Microsoft immediately took steps to prevent public access to rhui-monitor.cloudapp.net and the Red Hat Update Appliances. The company told Duffy it has rotated all secrets, so even if the certificates had been maliciously copied, the attackers would no longer be able to access the appliances in this manner.

The appliances were exposing their REST APIs over HTTPS, which meant attackers with full administrator access could upload their own packages into the appliance. Any RHEL instance on Azure running yum to obtain a package with that same name would automatically receive that modified package, not the official one served by Red Hat. All Azure RHEL images are configured without GPG validation checks, so clients built off that image would not be able to tell the package had been tampered with.

Since the packages frequently execute as root, the attacker would gain full control over the RHEL instance.
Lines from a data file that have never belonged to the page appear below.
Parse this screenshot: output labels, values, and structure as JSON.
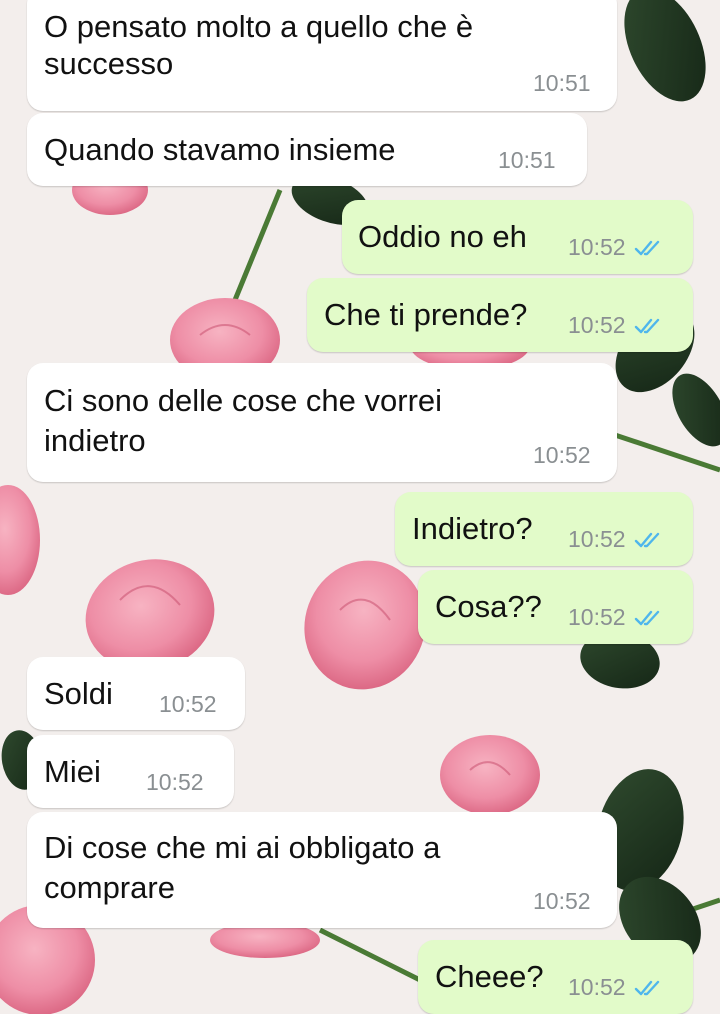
{
  "chat": {
    "messages": [
      {
        "direction": "incoming",
        "lines": [
          "O pensato molto a quello che è",
          "successo"
        ],
        "time": "10:51"
      },
      {
        "direction": "incoming",
        "lines": [
          "Quando stavamo insieme"
        ],
        "time": "10:51"
      },
      {
        "direction": "outgoing",
        "lines": [
          "Oddio no eh"
        ],
        "time": "10:52",
        "status": "read"
      },
      {
        "direction": "outgoing",
        "lines": [
          "Che ti prende?"
        ],
        "time": "10:52",
        "status": "read"
      },
      {
        "direction": "incoming",
        "lines": [
          "Ci sono delle cose che vorrei",
          "indietro"
        ],
        "time": "10:52"
      },
      {
        "direction": "outgoing",
        "lines": [
          "Indietro?"
        ],
        "time": "10:52",
        "status": "read"
      },
      {
        "direction": "outgoing",
        "lines": [
          "Cosa??"
        ],
        "time": "10:52",
        "status": "read"
      },
      {
        "direction": "incoming",
        "lines": [
          "Soldi"
        ],
        "time": "10:52"
      },
      {
        "direction": "incoming",
        "lines": [
          "Miei"
        ],
        "time": "10:52"
      },
      {
        "direction": "incoming",
        "lines": [
          "Di cose che mi ai obbligato a",
          "comprare"
        ],
        "time": "10:52"
      },
      {
        "direction": "outgoing",
        "lines": [
          "Cheee?"
        ],
        "time": "10:52",
        "status": "read"
      }
    ]
  },
  "colors": {
    "incoming_bubble": "#ffffff",
    "outgoing_bubble": "#e2fbc9",
    "read_tick": "#4fb6ec",
    "wallpaper": "#f3eeec"
  },
  "icons": {
    "read_receipt": "double-check-icon",
    "wallpaper": "pink-roses-wallpaper"
  }
}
A specially crafted package capable of encrypting the entire virtual machine could lead to a ransomware attack on a massive scale. Or vandals could take over every RHEL instance for fun.

Exposed storage accounts
The issue with the update appliances would have given attackers access to every compromised RHEL instance on Azure, but a different vulnerability within the mandatory Microsoft Azure Linux Agent (WaLinuxAgent) would have had a “much more widespread” impact, Duffy said.

The Red Hat Enterprise Linux image available on the Microsoft Azure Marketplace had a vulnerable version of WaLinuxAgent that exposed the administrator API keys for the storage account used by the virtual machine. With the API key, the attacker could download virtual hard disks for any RHEL instances using that storage account. Since multiple virtual machines shared a single storage account, an attacker could download multiple virtual hard disks at a time.

Azure administrators should check to make sure they are not using RHEL image with the vulnerable agent, WaLinuxAgent 2.0.16.

Shared responsibility on the cloud
Microsoft has clearly spelled out the expectations for securing its cloud platforms in the Shared Responsibilities for Cloud Computing and Microsoft Azure Security Response in the Cloud whitepapers. Microsoft will take care of all the security for its buildings, servers, networking hardware, and the hypervisor for organisations using Azure for IaaS. The operating system, network configuration, applications, identity management, client security, and data remain under IT control.

In this case, because the issue lay with the fact that the appliances and applications were publicly accessible, the fix was Microsoft’s responsibility. However, that doesn’t absolve IT administrators from regularly monitoring the instances for unusual activity or checking what packages are being installed on their machines. Just because the provider is responsible for that portion of cloud security doesn’t mean IT administrators can ease their vigilance.